Some medications damage the esophageal lining on the way down, creating a burning pain that mimics reflux. These include common pain relievers like ibuprofen and aspirin, certain antibiotics, iron supplements, and osteoporosis medications taken by mouth. Taking these with a full glass of water and staying upright afterward can reduce the irritation.
Other medications actually increase acid reflux by relaxing the LES or slowing stomach emptying. Calcium channel blockers and nitrates (used for blood pressure and heart disease), opioid painkillers, tricyclic antidepressants, and medications for overactive bladder all fall into this group. If you take one of these and notice new or worsening heartburn, it’s worth discussing alternatives with whoever prescribed it.
Delayed Stomach Emptying
When the stomach empties slower than normal, a condition called gastroparesis, food and acid accumulate and the stomach becomes distended. That distension makes it physically easier for acid to escape through the top of the stomach into the esophagus. Gastroparesis can result from diabetes, certain surgeries, or nerve damage, and reflux is one of its most common secondary symptoms. People with gastroparesis often find that standard acid-reducing medications help the burning but don’t fully resolve the problem, because the underlying issue is mechanical pressure from a stomach that isn’t emptying properly.
Eating Habits and Timing
Beyond what you eat, when and how you eat plays a significant role. Large meals stretch the stomach and increase pressure on the LES. Eating within two to three hours of lying down removes gravity from the equation, making it easier for acid to travel up the esophagus.

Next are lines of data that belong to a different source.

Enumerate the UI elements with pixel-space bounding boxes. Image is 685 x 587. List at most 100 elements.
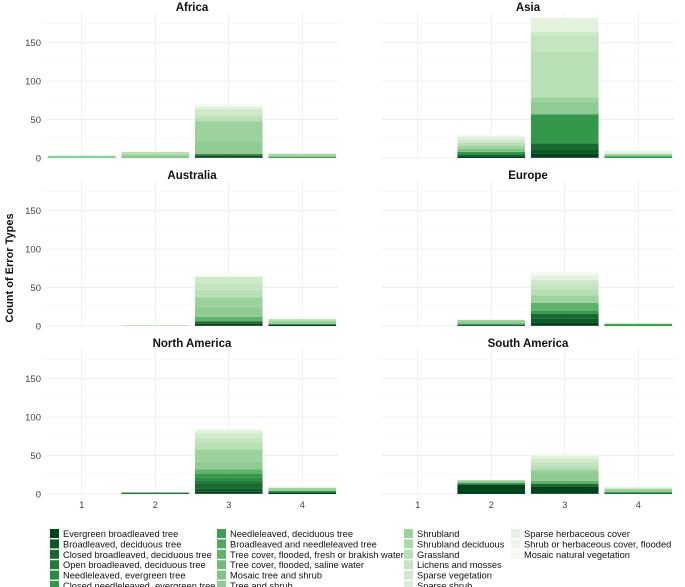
bar-segment-tree-cover-flooded-fresh-or-brakish-water <box>604 323 673 325</box>
legend-item-grassland: Grassland <box>404 549 459 560</box>
bar-segment-sparse-vegetation <box>194 433 263 438</box>
legend-swatch <box>404 529 413 538</box>
legend-swatch <box>404 570 413 580</box>
legend-label: Mosaic tree and shrub <box>230 571 322 581</box>
bar-segment-sparse-herbaceous-cover <box>604 151 673 155</box>
bar-segment-shrubland <box>268 320 337 323</box>
bar-segment-shrubland <box>530 97 599 102</box>
bar-segment-grassland <box>121 325 190 326</box>
bar-segment-sparse-herbaceous-cover <box>194 430 263 434</box>
x-tick-label: 2 <box>153 500 158 511</box>
legend-item-mosaic-tree-and-shrub: Mosaic tree and shrub <box>217 570 322 581</box>
bar-segment-broadleaved-deciduous-tree <box>530 149 599 154</box>
x-tick-label: 4 <box>300 500 305 511</box>
legend-swatch <box>511 539 520 549</box>
bar-segment-closed-broadleaved-deciduous-tree <box>530 313 599 319</box>
y-tick-label: 100 <box>25 76 41 87</box>
legend-swatch <box>50 529 59 538</box>
bar-segment-grassland <box>194 289 263 298</box>
legend-item-shrubland-deciduous: Shrubland deciduous <box>404 539 505 549</box>
legend-label: Lichens and mosses <box>417 560 502 570</box>
bar-segment-sparse-herbaceous-cover <box>530 455 599 459</box>
legend-item-needleleaved-deciduous-tree: Needleleaved, deciduous tree <box>217 529 353 539</box>
legend-item-sparse-shrub: Sparse shrub <box>404 581 472 587</box>
bar-segment-sparse-herbaceous-cover <box>604 487 673 489</box>
panel-title: North America <box>153 338 232 350</box>
bar-segment-mosaic-natural-vegetation <box>530 16 599 19</box>
x-tick-label: 3 <box>226 500 231 511</box>
legend-label: Sparse herbaceous cover <box>524 529 630 539</box>
y-tick-label: 50 <box>30 283 41 294</box>
bar-segment-sparse-vegetation <box>457 139 526 143</box>
bar-segment-evergreen-broadleaved-tree <box>268 324 337 326</box>
legend-label: Open broadleaved, deciduous tree <box>63 560 206 570</box>
y-tick-label: 50 <box>30 451 41 462</box>
legend-swatch <box>50 549 59 559</box>
bar-segment-evergreen-broadleaved-tree <box>530 322 599 326</box>
bar-segment-shrubland <box>194 121 263 142</box>
bar-segment-lichens-and-mosses <box>530 35 599 52</box>
bar-segment-grassland <box>268 319 337 321</box>
bar-segment-tree-and-shrub <box>268 322 337 325</box>
y-tick-label: 150 <box>25 206 41 217</box>
bar-segment-grassland <box>530 465 599 470</box>
bar-segment-evergreen-broadleaved-tree <box>457 156 526 158</box>
panel-north-america: North America 0 50 100 150 1 2 3 4 <box>25 338 339 511</box>
legend-swatch <box>404 581 413 587</box>
legend-label: Evergreen broadleaved tree <box>63 529 178 539</box>
bar-segment-shrubland <box>457 145 526 149</box>
bar-segment-grassland <box>121 151 190 155</box>
bar-segment-tree-and-shrub <box>194 461 263 470</box>
bar-segment-sparse-vegetation <box>194 108 263 115</box>
bar-segment-mosaic-natural-vegetation <box>194 274 263 277</box>
bar-segment-tree-and-shrub <box>530 472 599 481</box>
y-tick-label: 100 <box>25 412 41 423</box>
bar-segment-lichens-and-mosses <box>194 437 263 443</box>
legend-swatch <box>50 581 59 587</box>
legend-label: Closed broadleaved, deciduous tree <box>63 550 212 560</box>
legend-label: Tree and shrub <box>230 581 293 587</box>
bar-segment-closed-needleleaved-evergreen-tree <box>604 156 673 158</box>
bar-segment-lichens-and-mosses <box>530 284 599 290</box>
bar-segment-grassland <box>194 118 263 122</box>
legend-label: Needleleaved, evergreen tree <box>63 571 186 581</box>
bar-segment-tree-cover-flooded-fresh-or-brakish-water <box>194 469 263 475</box>
legend-item-open-broadleaved-deciduous-tree: Open broadleaved, deciduous tree <box>50 560 206 570</box>
bar-segment-shrubland <box>268 487 337 490</box>
legend-label: Closed needleleaved, evergreen tree <box>63 581 215 587</box>
panel-title: Africa <box>176 2 209 14</box>
bar-segment-mosaic-natural-vegetation <box>530 453 599 456</box>
bar-segment-shrubland <box>457 480 526 481</box>
bar-segment-evergreen-broadleaved-tree <box>194 323 263 326</box>
legend-label: Shrubland deciduous <box>417 539 505 549</box>
bar-segment-evergreen-broadleaved-tree <box>121 493 190 494</box>
bar-segment-lichens-and-mosses <box>530 461 599 466</box>
bar-segment-shrubland <box>530 295 599 303</box>
legend-swatch <box>404 539 413 549</box>
legend-item-tree-and-shrub: Tree and shrub <box>217 581 293 587</box>
legend-swatch <box>217 539 226 549</box>
legend-swatch <box>217 549 226 559</box>
bar-segment-closed-needleleaved-evergreen-tree <box>457 151 526 155</box>
bar-segment-sparse-herbaceous-cover <box>457 136 526 140</box>
legend-item-broadleaved-and-needleleaved-tree: Broadleaved and needleleaved tree <box>217 539 377 549</box>
legend-swatch <box>404 549 413 559</box>
bar-segment-mosaic-tree-and-shrub <box>121 156 190 158</box>
panel-title: Australia <box>167 170 217 182</box>
bar-segment-closed-needleleaved-evergreen-tree <box>530 114 599 144</box>
legend-item-lichens-and-mosses: Lichens and mosses <box>404 560 502 570</box>
panel-europe: Europe <box>381 170 675 327</box>
legend-item-mosaic-natural-vegetation: Mosaic natural vegetation <box>511 549 630 560</box>
bar-segment-broadleaved-deciduous-tree <box>194 155 263 158</box>
legend-label: Broadleaved, deciduous tree <box>63 539 181 549</box>
bar-segment-lichens-and-mosses <box>194 282 263 290</box>
bar-segment-tree-and-shrub <box>604 154 673 157</box>
x-tick-label: 2 <box>489 500 494 511</box>
bar-segment-tree-and-shrub <box>194 306 263 317</box>
bar-segment-evergreen-broadleaved-tree <box>194 491 263 494</box>
bar-segment-closed-needleleaved-evergreen-tree <box>604 324 673 326</box>
legend-label: Needleleaved, deciduous tree <box>230 529 353 539</box>
bar-segment-needleleaved-evergreen-tree <box>194 477 263 481</box>
bar-segment-shrubland <box>604 488 673 491</box>
legend-swatch <box>50 539 59 549</box>
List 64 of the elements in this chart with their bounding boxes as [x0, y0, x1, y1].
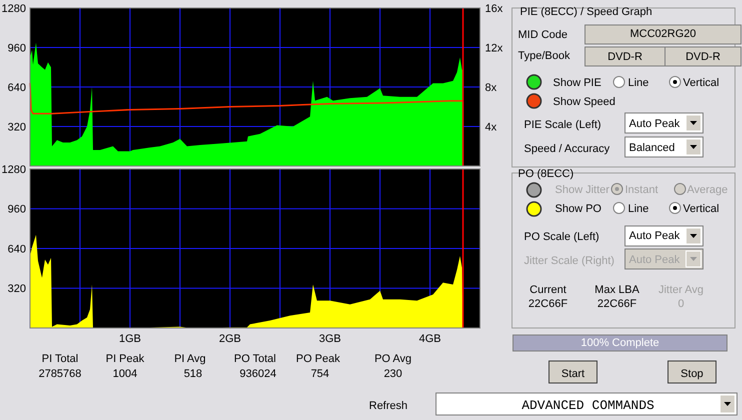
- y-tick-label: 640: [8, 243, 26, 256]
- text: 0: [678, 298, 684, 310]
- text: PO Avg: [374, 353, 412, 365]
- text: PIE (8ECC) / Speed Graph: [520, 6, 652, 18]
- text: Vertical: [683, 77, 720, 89]
- y2-tick-label: 4x: [485, 121, 498, 134]
- text: Balanced: [629, 142, 675, 154]
- text: MCC02RG20: [630, 28, 696, 40]
- text: 230: [384, 368, 402, 380]
- text: Vertical: [683, 203, 720, 215]
- text: MID Code: [518, 29, 568, 41]
- y2-tick-label: 8x: [485, 82, 498, 94]
- text: Average: [687, 184, 728, 196]
- x-tick-label: 1GB: [118, 333, 142, 345]
- text: DVD-R: [608, 51, 642, 63]
- y-tick-label: 640: [8, 82, 26, 94]
- text: Refresh: [369, 400, 408, 412]
- text: 1004: [112, 368, 138, 380]
- text: PO Total: [234, 353, 276, 365]
- x-tick-label: 4GB: [418, 333, 442, 345]
- text: Show Jitter: [555, 184, 610, 196]
- y-tick-label: 320: [8, 121, 26, 134]
- text: 22C66F: [597, 298, 637, 310]
- text: 936024: [240, 368, 276, 380]
- text: PO (8ECC): [518, 168, 574, 180]
- y-tick-label: 320: [8, 283, 26, 296]
- x-tick-label: 2GB: [218, 333, 242, 345]
- text: Line: [628, 77, 649, 89]
- text: 2785768: [38, 368, 82, 380]
- y-tick-label: 1280: [2, 2, 26, 15]
- x-tick-label: 3GB: [318, 333, 342, 345]
- text: PI Total: [42, 353, 78, 365]
- text: Jitter Avg: [658, 284, 704, 296]
- text: Instant: [625, 184, 658, 196]
- y-tick-label: 960: [8, 42, 26, 54]
- text: Jitter Scale (Right): [524, 255, 614, 267]
- line-series: [29, 82, 464, 114]
- text: Type/Book: [518, 50, 570, 62]
- text: 22C66F: [528, 298, 568, 310]
- text: Max LBA: [594, 284, 640, 296]
- text: Stop: [680, 368, 704, 380]
- text: PIE Scale (Left): [524, 119, 602, 131]
- text: DVD-R: [686, 51, 720, 63]
- text: Speed / Accuracy: [524, 143, 610, 155]
- text: Line: [628, 203, 649, 215]
- text: Auto Peak: [629, 118, 680, 130]
- y2-tick-label: 16x: [485, 2, 504, 15]
- text: Start: [561, 368, 585, 380]
- text: Current: [530, 284, 566, 296]
- text: 754: [310, 368, 330, 380]
- y-tick-label: 960: [8, 204, 26, 216]
- text: PO Scale (Left): [524, 231, 600, 243]
- text: 518: [184, 368, 202, 380]
- y2-tick-label: 12x: [485, 42, 504, 54]
- text: ADVANCED COMMANDS: [522, 398, 655, 413]
- text: 100% Complete: [580, 337, 660, 349]
- text: PO Peak: [296, 353, 341, 365]
- text: Show Speed: [553, 96, 616, 108]
- text: PI Peak: [106, 353, 145, 365]
- y-tick-label: 1280: [2, 164, 26, 176]
- text: Show PIE: [553, 77, 602, 89]
- text: PI Avg: [174, 353, 206, 365]
- text: Auto Peak: [629, 230, 680, 242]
- text: Show PO: [555, 203, 602, 215]
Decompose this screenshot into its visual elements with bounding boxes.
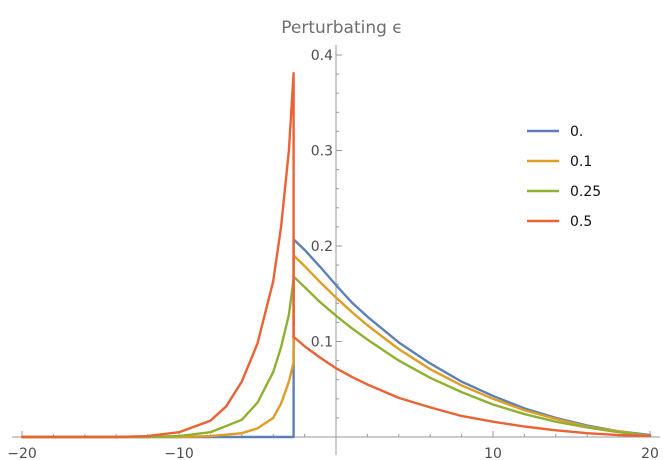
legend-label-2: 0.25 xyxy=(570,184,601,200)
series-line-3 xyxy=(20,71,652,439)
x-tick-label: 20 xyxy=(641,446,659,460)
y-tick-label: 0.2 xyxy=(311,239,333,255)
series-line-2 xyxy=(20,275,652,439)
y-tick-label: 0.1 xyxy=(311,335,333,351)
series-line-1 xyxy=(20,254,652,439)
series-layer xyxy=(20,71,652,439)
legend-label-3: 0.5 xyxy=(570,214,592,230)
legend-label-0: 0. xyxy=(570,124,583,140)
legend: 0. 0.1 0.25 0.5 xyxy=(527,124,601,230)
x-tick-label: 10 xyxy=(484,446,502,460)
x-tick-label: −20 xyxy=(7,446,37,460)
legend-label-1: 0.1 xyxy=(570,154,592,170)
axes: −20 −10 10 20 0.1 0.2 0.3 0.4 xyxy=(7,45,660,460)
y-tick-label: 0.3 xyxy=(311,144,333,160)
x-tick-label: −10 xyxy=(164,446,194,460)
chart-title: Perturbating ϵ xyxy=(281,18,403,38)
y-tick-label: 0.4 xyxy=(311,48,333,64)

This is why late-night eating is one of the most consistent triggers people report.
Eating quickly tends to cause you to swallow more air, which increases stomach pressure. Tight clothing around the waist, bending over after meals, and vigorous exercise right after eating can all produce the same upward pressure effect. For many people, adjusting these patterns produces noticeable improvement even without medication or dietary changes.